Advantages of inter-firm comparison

1.Weakness are revealed and this leads to remedial action

2. The general trend of sales, profit or cost of production in the industry is revealed

3.It provides a stimulus for self -evaluation

4.The central organization selects and reports only the selected key ratios.This saves
management time and helps each firm to concentrate only on weak spots

5. Specialized knowledge and experience of the central organization are at the disposal of the
participating firms.
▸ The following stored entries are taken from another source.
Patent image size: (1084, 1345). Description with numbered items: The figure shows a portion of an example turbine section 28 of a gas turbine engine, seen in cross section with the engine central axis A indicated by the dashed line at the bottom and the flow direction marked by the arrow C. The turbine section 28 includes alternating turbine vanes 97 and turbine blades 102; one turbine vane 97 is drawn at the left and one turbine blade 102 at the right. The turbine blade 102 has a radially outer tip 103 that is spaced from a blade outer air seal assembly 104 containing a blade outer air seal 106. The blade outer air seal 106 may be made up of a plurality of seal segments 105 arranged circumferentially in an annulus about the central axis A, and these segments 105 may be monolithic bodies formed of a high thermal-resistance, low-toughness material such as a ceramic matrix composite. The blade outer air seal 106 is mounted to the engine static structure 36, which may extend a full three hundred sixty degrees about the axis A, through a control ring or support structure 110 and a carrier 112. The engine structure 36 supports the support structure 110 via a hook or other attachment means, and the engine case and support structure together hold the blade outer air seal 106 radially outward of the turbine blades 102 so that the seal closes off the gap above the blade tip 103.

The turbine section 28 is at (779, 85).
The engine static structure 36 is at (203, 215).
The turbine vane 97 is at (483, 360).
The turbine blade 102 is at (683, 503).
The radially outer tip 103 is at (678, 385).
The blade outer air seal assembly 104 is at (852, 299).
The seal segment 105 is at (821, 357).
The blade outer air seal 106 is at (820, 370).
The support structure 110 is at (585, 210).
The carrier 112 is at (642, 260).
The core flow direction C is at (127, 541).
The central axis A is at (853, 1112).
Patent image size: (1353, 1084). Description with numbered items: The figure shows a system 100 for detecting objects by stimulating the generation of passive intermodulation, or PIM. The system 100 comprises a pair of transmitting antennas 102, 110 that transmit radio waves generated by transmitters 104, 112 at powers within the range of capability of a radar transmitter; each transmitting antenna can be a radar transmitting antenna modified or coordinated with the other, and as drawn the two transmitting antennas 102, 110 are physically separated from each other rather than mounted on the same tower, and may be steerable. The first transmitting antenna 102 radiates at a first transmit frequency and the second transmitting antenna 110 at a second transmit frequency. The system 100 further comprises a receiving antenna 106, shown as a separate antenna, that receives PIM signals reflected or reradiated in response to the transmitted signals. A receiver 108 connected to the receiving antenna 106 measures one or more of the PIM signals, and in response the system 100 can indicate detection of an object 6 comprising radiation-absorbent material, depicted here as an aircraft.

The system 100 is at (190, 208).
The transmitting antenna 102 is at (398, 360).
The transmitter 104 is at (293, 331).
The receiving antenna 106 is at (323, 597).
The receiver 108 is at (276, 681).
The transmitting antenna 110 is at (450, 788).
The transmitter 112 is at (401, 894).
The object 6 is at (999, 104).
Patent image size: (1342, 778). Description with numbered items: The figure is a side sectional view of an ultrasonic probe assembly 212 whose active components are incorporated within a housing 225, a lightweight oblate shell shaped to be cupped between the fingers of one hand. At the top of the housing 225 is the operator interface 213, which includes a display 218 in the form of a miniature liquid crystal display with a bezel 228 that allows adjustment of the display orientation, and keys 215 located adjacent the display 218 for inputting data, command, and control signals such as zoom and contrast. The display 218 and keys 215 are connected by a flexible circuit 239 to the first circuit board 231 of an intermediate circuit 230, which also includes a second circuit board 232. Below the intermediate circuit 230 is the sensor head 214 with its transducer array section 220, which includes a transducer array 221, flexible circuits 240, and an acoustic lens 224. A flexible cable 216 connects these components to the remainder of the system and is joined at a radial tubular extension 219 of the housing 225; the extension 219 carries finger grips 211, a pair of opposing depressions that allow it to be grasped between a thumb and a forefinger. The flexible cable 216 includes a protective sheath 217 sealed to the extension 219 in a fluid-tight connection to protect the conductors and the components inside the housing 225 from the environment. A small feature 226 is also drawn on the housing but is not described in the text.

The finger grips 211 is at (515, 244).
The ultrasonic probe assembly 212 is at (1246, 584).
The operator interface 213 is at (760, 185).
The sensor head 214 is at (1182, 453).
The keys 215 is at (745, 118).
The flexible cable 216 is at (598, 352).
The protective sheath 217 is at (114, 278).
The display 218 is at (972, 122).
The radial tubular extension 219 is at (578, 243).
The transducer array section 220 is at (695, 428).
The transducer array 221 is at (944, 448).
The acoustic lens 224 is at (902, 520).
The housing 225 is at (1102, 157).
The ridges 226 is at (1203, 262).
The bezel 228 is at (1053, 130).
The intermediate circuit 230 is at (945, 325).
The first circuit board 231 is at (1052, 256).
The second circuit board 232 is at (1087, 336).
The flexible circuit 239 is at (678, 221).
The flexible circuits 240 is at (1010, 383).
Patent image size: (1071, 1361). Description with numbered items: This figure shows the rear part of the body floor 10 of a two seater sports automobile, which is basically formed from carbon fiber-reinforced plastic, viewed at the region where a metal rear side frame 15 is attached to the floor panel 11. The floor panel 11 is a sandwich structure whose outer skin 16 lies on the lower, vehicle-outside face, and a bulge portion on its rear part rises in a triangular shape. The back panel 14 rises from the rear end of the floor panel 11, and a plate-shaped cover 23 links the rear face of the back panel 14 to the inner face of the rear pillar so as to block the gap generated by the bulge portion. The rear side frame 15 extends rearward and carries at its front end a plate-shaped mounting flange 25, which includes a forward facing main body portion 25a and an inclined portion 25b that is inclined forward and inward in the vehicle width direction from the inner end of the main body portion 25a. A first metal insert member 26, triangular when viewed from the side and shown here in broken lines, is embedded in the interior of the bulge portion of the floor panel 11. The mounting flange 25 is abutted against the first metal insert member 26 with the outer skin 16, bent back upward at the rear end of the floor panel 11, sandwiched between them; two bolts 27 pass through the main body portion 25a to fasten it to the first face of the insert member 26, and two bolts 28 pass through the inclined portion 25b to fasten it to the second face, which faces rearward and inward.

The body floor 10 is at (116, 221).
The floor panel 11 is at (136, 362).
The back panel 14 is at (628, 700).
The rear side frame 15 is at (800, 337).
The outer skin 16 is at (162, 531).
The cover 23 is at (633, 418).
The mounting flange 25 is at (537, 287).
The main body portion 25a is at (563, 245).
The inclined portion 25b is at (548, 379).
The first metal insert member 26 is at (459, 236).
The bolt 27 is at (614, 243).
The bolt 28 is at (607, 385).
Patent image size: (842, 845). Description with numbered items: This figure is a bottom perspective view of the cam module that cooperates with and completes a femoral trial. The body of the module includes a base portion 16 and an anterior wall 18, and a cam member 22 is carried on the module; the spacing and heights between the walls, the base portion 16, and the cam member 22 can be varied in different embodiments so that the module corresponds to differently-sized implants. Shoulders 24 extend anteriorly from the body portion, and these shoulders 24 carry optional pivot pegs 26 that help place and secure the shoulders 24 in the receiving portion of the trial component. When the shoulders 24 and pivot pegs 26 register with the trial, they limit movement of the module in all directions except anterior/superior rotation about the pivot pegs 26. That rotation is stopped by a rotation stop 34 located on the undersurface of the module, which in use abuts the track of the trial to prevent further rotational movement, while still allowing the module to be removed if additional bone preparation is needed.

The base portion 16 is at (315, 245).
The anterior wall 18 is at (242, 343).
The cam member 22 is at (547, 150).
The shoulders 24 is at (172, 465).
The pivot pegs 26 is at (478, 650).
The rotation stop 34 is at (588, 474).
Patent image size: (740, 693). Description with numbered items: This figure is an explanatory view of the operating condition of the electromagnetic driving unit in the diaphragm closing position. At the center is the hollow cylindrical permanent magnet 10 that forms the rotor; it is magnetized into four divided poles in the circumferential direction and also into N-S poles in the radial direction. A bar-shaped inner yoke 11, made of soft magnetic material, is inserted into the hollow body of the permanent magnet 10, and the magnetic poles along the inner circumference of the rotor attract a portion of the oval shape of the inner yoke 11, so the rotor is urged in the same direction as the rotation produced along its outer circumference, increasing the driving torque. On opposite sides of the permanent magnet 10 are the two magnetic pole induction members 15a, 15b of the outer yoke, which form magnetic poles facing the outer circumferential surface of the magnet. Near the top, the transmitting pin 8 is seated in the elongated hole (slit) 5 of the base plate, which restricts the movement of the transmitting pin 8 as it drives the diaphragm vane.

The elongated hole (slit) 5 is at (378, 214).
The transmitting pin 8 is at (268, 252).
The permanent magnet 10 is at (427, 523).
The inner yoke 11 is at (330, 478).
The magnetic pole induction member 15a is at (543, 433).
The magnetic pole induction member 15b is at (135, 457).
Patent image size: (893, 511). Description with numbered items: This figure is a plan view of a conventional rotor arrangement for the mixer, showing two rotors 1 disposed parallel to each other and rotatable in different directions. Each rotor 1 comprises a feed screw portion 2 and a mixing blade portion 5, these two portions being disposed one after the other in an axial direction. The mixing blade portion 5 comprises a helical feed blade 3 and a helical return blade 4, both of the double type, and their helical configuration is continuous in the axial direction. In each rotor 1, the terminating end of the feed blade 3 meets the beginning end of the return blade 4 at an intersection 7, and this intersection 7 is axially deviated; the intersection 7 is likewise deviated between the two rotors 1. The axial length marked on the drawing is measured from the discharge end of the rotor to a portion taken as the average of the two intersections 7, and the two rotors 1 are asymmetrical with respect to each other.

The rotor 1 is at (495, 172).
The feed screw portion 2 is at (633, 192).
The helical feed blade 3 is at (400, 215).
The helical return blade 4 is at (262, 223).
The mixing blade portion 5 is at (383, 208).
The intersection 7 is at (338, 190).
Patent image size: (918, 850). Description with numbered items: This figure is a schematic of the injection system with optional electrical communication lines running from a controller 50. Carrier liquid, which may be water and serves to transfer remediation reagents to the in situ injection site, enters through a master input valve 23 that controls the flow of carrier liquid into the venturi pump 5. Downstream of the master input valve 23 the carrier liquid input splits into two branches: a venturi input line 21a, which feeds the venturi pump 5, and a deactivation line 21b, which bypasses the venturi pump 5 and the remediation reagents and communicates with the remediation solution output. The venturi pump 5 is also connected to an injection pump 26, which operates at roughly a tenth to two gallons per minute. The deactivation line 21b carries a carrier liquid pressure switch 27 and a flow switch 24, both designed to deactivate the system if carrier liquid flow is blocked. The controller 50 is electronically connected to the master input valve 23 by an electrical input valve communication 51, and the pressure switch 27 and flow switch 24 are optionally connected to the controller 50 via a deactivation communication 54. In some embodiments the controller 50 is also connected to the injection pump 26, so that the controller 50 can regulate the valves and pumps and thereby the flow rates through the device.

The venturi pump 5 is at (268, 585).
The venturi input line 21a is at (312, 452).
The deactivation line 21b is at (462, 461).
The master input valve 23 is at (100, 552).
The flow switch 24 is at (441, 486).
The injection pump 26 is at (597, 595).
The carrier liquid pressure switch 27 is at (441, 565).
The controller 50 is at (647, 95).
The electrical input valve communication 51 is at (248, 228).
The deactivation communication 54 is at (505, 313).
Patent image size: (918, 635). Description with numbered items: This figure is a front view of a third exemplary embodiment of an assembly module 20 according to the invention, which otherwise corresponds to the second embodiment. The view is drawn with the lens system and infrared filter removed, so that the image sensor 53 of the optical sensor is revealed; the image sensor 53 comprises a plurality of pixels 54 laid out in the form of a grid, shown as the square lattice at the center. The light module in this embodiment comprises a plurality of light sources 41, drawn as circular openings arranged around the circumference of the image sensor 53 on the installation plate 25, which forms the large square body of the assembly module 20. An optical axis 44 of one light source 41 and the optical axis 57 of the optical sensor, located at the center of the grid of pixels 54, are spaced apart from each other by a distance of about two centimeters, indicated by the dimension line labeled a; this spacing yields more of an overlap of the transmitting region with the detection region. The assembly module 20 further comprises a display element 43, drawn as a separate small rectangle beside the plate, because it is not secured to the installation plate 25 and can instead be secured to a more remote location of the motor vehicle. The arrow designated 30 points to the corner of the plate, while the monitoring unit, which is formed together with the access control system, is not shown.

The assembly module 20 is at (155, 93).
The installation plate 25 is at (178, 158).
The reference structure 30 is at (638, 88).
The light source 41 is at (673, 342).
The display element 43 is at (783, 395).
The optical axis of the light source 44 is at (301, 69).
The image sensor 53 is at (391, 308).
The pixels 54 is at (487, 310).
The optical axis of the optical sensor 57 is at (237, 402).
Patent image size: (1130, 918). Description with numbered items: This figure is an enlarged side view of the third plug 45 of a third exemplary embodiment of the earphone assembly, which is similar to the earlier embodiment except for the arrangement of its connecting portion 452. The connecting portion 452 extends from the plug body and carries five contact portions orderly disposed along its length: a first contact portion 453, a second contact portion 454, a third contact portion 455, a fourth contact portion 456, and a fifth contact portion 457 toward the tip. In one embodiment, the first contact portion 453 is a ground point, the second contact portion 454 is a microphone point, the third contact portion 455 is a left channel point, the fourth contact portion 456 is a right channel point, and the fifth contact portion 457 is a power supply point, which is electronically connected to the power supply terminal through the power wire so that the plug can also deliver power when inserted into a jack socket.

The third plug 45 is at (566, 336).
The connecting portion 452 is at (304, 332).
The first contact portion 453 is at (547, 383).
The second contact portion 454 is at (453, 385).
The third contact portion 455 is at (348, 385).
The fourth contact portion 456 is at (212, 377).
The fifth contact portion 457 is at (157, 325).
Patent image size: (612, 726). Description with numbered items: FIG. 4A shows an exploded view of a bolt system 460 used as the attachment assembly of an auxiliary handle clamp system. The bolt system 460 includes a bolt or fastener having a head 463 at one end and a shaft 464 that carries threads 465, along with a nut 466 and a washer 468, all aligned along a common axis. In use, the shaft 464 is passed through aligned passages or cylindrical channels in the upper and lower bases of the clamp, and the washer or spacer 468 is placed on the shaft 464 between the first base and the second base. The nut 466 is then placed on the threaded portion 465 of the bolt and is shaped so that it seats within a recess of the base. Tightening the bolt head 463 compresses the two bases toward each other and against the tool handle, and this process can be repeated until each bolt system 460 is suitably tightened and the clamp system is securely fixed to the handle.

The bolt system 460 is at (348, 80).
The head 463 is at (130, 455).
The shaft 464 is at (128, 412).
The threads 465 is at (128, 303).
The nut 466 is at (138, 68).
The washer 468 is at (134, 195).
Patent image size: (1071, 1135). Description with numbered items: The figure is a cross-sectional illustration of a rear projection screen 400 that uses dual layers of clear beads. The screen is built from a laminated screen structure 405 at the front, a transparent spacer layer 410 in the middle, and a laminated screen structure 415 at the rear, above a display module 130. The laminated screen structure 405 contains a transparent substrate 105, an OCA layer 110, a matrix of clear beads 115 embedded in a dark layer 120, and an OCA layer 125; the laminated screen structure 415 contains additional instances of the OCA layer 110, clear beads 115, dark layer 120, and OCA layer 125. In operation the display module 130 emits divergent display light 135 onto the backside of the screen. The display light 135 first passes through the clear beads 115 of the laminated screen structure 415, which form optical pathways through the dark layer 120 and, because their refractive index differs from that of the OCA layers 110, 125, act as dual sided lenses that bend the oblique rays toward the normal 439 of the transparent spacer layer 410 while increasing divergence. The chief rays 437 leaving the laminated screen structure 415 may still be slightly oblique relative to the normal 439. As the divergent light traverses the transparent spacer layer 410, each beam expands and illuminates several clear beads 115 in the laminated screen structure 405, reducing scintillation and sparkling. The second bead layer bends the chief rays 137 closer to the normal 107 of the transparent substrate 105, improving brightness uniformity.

Statistics, knowledge and experience possessed by the central organizationare
used for a correct interpretation of the results.

6. Participating firms provide data on a voluntary basis using standard definitions and therefore,
the data so provided are better comparable than figures in published annual accounts
7.It provides signals of sickness of an individual firm and the industry in general. Thus it helps to
draw Government attention towards the impending sickness of the industry.

Limitations of inter-firm comparison

Ratios lose their significance if participating firms widely differ in size, method of production etc.
Under such situations ratios are likely to be misused as the ratios without understanding what they
reflect would lead to misleading results.